Astronomical algorithms typically use a simple number as the time variable. This can take one of several forms:

Julian Date (JD). The number of days since Greenwich noon, 1 January 4713 BC (on the Julian calendar, as if it had existed back then). So for example 2020-04-13 9:00 am is 2458952.875
Modified Julian Date (MJD). The Julian Date minus 2 400 000.5. This makes it the number of days since Greenwich midnight at the start of 1858-11-17. So for example, 2020-04-13 9:00 am is 58952.375
J2KD (My abbreviation). Days since Greenwich noon, 2000-01-01. Equals JD - 2 451 545.0 (= MJD - 51544.5). So for example, 2020-04-13 9:00 am is 7407.875

The three above could easily represent times in the TT or UT1 timescales, so the relevant timescale should be specified. (See Timescales, and converting between them)

J2KC (My abbreviation). Julian centuries since Greenwich noon, 2000-01-01. Equals J2KD ÷ 36525
J2KM (My abbreviation). Julian millennia since Greenwich noon, 2000-01-01. Equals J2KC ÷ 10

Typically the two above will be used for times in the TT timescale.

Julian epoch (e.g. J2000.0 or J2020.5). Calculated from J[2000.0 + J2KD / 365.25], TT timescale. This is used for star catalogue positions. For example, J2000.0 is JD 2 451 545.0. And 2-Jul-2020 3:00:00 (TT) is J2020.5
Besselian epoch (e.g. B1950.0). This is calculated from B[1900.0 + JD - (2 415 020.313 52) / 365.242 198 781]. So B1950.0 is JD 2 433 282.423. Besselian epochs are often associated with FK4 catalogue positions. These are not supported by this software (yet).

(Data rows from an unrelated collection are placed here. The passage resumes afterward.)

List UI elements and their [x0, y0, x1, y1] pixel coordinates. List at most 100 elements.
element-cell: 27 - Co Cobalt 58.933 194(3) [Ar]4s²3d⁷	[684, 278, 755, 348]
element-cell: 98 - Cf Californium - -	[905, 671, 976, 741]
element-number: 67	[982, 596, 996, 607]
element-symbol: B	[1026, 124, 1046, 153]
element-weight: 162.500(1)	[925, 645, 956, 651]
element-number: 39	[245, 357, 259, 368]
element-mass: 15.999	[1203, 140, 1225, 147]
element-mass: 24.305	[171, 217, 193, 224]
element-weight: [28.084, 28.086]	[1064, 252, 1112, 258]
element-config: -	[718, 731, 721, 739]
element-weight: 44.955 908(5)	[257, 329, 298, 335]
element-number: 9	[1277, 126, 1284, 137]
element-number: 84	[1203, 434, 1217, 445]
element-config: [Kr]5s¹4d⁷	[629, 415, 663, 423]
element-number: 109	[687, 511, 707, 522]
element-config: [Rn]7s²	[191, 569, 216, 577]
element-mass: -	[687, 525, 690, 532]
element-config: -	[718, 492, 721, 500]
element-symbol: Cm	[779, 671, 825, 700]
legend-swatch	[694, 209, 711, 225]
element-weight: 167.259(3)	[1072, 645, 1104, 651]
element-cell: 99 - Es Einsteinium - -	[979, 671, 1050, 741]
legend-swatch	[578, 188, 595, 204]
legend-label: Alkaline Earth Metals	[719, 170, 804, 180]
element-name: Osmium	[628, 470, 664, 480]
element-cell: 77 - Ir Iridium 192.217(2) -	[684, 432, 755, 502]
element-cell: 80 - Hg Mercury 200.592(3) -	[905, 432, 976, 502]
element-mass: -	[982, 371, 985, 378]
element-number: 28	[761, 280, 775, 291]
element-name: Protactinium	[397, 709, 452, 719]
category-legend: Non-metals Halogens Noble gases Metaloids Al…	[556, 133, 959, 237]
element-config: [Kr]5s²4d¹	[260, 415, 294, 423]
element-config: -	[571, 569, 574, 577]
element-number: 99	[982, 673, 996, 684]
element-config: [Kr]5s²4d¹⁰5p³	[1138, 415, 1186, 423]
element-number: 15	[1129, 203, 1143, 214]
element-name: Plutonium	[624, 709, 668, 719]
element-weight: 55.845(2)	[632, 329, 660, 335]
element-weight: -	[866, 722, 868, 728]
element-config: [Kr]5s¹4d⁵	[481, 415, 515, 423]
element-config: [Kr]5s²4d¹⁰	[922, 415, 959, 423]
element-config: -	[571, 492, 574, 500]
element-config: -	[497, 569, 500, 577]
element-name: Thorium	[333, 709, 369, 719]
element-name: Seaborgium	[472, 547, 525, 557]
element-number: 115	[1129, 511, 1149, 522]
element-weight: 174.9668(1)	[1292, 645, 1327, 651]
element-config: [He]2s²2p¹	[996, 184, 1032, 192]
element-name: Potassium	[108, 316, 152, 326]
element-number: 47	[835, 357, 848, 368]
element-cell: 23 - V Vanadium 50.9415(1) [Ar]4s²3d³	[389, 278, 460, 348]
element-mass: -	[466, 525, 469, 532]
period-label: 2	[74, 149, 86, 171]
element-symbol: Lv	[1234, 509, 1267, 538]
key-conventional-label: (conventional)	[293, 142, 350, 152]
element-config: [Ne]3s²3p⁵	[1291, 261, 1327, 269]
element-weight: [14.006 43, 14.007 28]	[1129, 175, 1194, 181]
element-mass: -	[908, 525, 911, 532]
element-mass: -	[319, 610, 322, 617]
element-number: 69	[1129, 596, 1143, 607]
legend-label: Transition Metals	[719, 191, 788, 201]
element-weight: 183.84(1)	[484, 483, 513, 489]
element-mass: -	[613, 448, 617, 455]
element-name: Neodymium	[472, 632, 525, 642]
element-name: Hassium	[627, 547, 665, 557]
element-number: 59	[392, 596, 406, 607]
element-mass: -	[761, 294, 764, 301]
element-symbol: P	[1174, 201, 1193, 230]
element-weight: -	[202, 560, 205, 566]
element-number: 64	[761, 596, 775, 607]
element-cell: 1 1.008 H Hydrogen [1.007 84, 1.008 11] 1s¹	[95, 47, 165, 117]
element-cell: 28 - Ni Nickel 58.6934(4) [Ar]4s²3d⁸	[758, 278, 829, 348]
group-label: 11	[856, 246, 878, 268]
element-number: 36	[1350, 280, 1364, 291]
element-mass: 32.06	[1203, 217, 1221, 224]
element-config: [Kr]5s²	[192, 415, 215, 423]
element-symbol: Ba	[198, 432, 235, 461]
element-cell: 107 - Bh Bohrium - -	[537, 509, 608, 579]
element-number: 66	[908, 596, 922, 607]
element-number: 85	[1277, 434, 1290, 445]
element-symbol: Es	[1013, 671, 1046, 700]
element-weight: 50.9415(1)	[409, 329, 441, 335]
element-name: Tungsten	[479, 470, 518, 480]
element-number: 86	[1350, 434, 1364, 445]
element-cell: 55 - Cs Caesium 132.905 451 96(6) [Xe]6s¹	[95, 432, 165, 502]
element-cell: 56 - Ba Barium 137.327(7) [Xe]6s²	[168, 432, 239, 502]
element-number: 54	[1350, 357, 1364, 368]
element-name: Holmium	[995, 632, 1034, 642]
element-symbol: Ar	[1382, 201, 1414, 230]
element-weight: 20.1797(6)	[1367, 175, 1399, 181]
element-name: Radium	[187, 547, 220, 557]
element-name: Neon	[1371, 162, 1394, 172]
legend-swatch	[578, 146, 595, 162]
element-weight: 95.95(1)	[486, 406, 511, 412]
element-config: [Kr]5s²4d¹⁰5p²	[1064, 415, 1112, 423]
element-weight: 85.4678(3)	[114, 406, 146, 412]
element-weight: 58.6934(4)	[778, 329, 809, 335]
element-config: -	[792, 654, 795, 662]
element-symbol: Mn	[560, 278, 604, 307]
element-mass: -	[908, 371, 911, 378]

Many astronomical algorithms use one of the forms based on time since J2000.0 (i.e. either J2KD, J2KC or J2KM) as their time variable. For this reason, the conversion routines from calendar date/time (sky_calTimeToJ2kd())and from the unix time_t and timespec formats (sky_unixTimeToJ2kd() and sky_unixTimespecToJ2kd()) return a variable in the J2KD form (rather than the JD or MJD forms).